Ráspartaopatrimónio! - comentava o trabalhador à hora em que eu registava estas imagens, deleitada, a mirar aquele vaso grande com um sobreiro dentro; e entristecida, pelos pinheiros jazendo ali ao lado, quando poderiam ter-se mantido altivos e belos a proteger e a embelezar o jardim da casa nova.





segunda-feira, junho 15, 2009

Trilhos

Se as mãos pudessem (as tuas,
as minhas) rasgar o nevoeiro,
entrar na luz a prumo.
Se a voz viesse. Não uma qualquer:
a tua, e na manhã voasse.
E de júbilo cantasse.
Com as tuas mãos, e as minhas,
pudesse entrar no azul, qualquer
azul: o do mar,
o do céu, o da rasteirinha canção
de água corrente. E com elas subisse.
(A ave, as mãos, a voz.)
E fossem chama. Quase.


Eugénio de Andrade




Um dia, crescendo cá dentro a vontade de olhar sozinha o espaço em volta, entrei na floresta grande sem medo, achando em cada árvore uma mão protectora. Comecei devagar, olhando para cada lado do chão e fui caminhando, caminhando e crescendo, cada vez mais erguendo a cabeça e vendo mais largo.

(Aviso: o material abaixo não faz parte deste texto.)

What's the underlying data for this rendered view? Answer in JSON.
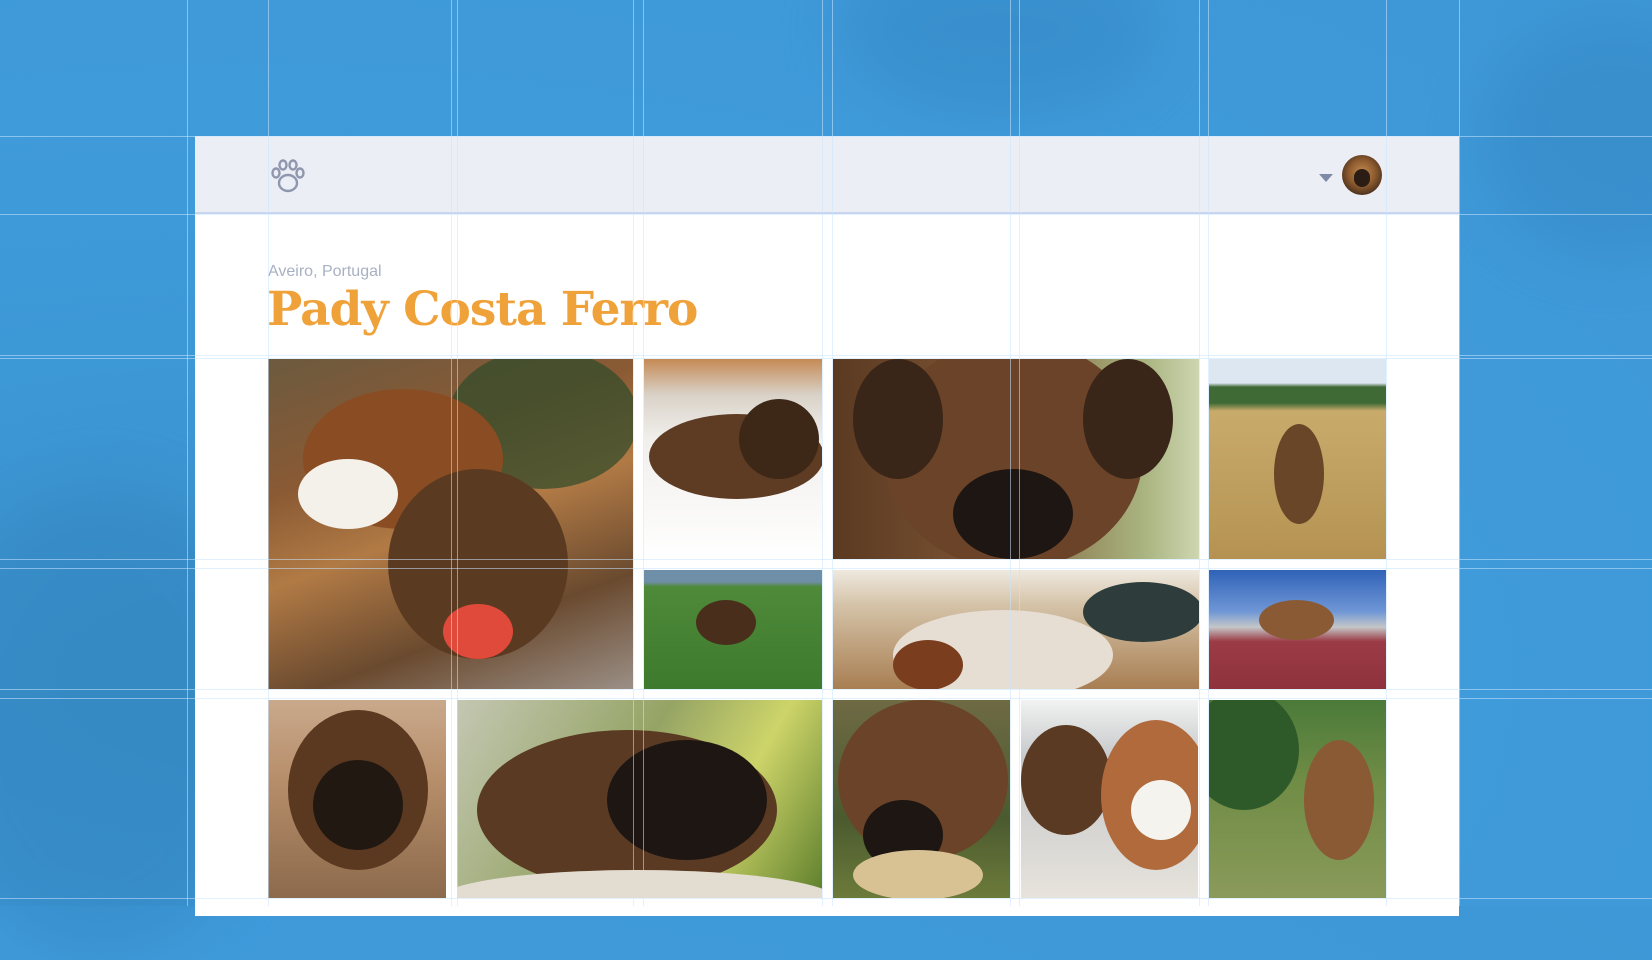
{
  "profile": {
    "location": "Aveiro, Portugal",
    "name": "Pady Costa Ferro"
  },
  "header": {
    "logo_icon": "paw-icon",
    "menu_icon": "caret-down-icon",
    "avatar": "user-avatar"
  },
  "colors": {
    "background": "#409bdb",
    "header_bg": "#eceef5",
    "title": "#f0a23a",
    "location": "#a8b0c3"
  },
  "gallery": {
    "photos": [
      {
        "id": "photo-1",
        "subject": "st-bernard-and-boxer-puppy-christmas"
      },
      {
        "id": "photo-2",
        "subject": "brindle-puppy-on-bed"
      },
      {
        "id": "photo-3",
        "subject": "boxer-face-closeup"
      },
      {
        "id": "photo-4",
        "subject": "puppy-in-dry-grass"
      },
      {
        "id": "photo-5",
        "subject": "puppy-running-on-lawn"
      },
      {
        "id": "photo-6",
        "subject": "st-bernard-sleeping-on-floor"
      },
      {
        "id": "photo-7",
        "subject": "puppy-on-leash-red-court"
      },
      {
        "id": "photo-8",
        "subject": "puppy-lying-portrait"
      },
      {
        "id": "photo-9",
        "subject": "puppy-resting-head-on-grass"
      },
      {
        "id": "photo-10",
        "subject": "puppy-chewing-toy"
      },
      {
        "id": "photo-11",
        "subject": "two-dogs-sleeping"
      },
      {
        "id": "photo-12",
        "subject": "puppy-by-pine-tree"
      }
    ]
  }
}
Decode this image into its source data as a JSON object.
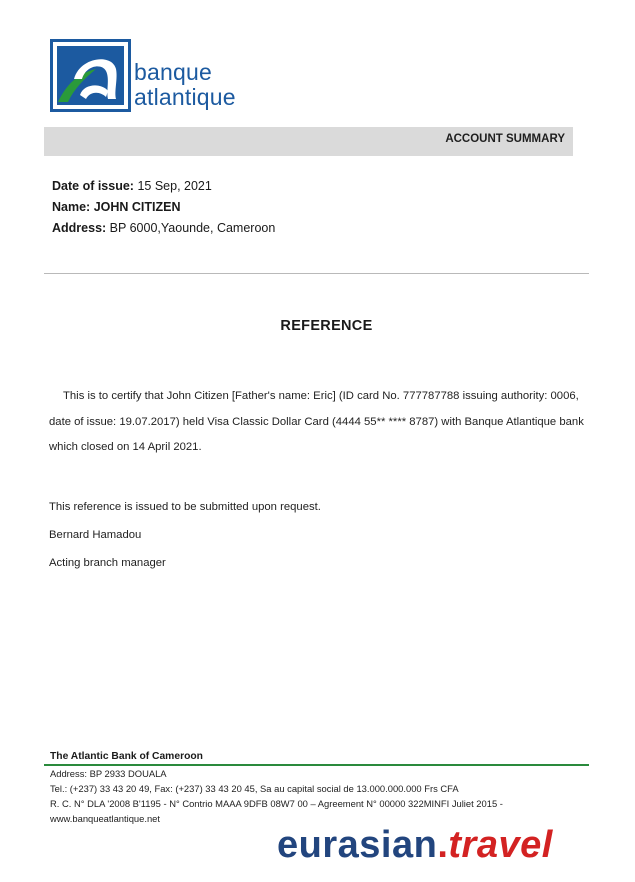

Bem que olhei para cima, mas a folhagem tocava o céu e filtrava apenas a luz suficiente para não ser totalmente escuro.


Mais adiante, encontrei uma espécie de clareira onde o sol a pique incidia sobre uma pedra negra e ovalada, que surgia à face da terra como uma, várias corcovas seguidas, uma delas enorme. Mas sempre pouco acima do chão térreo onde cresciam flores pequeninas. Sentei-me na pedra maior que aflorava e olhei cada uma, assombrada pelas cores variegadas, exotismo das corolas, textura das pétalas e, principalmente, como de igual formosura elas cresciam da rocha, sem outro chão. Segui adiante para fugir à ardência dos raios e fui pensando que aquela dura massa escura deveria ter grandes segredos a contar, se pudesse sair dessa posição corcunda, de face voltada para baixo.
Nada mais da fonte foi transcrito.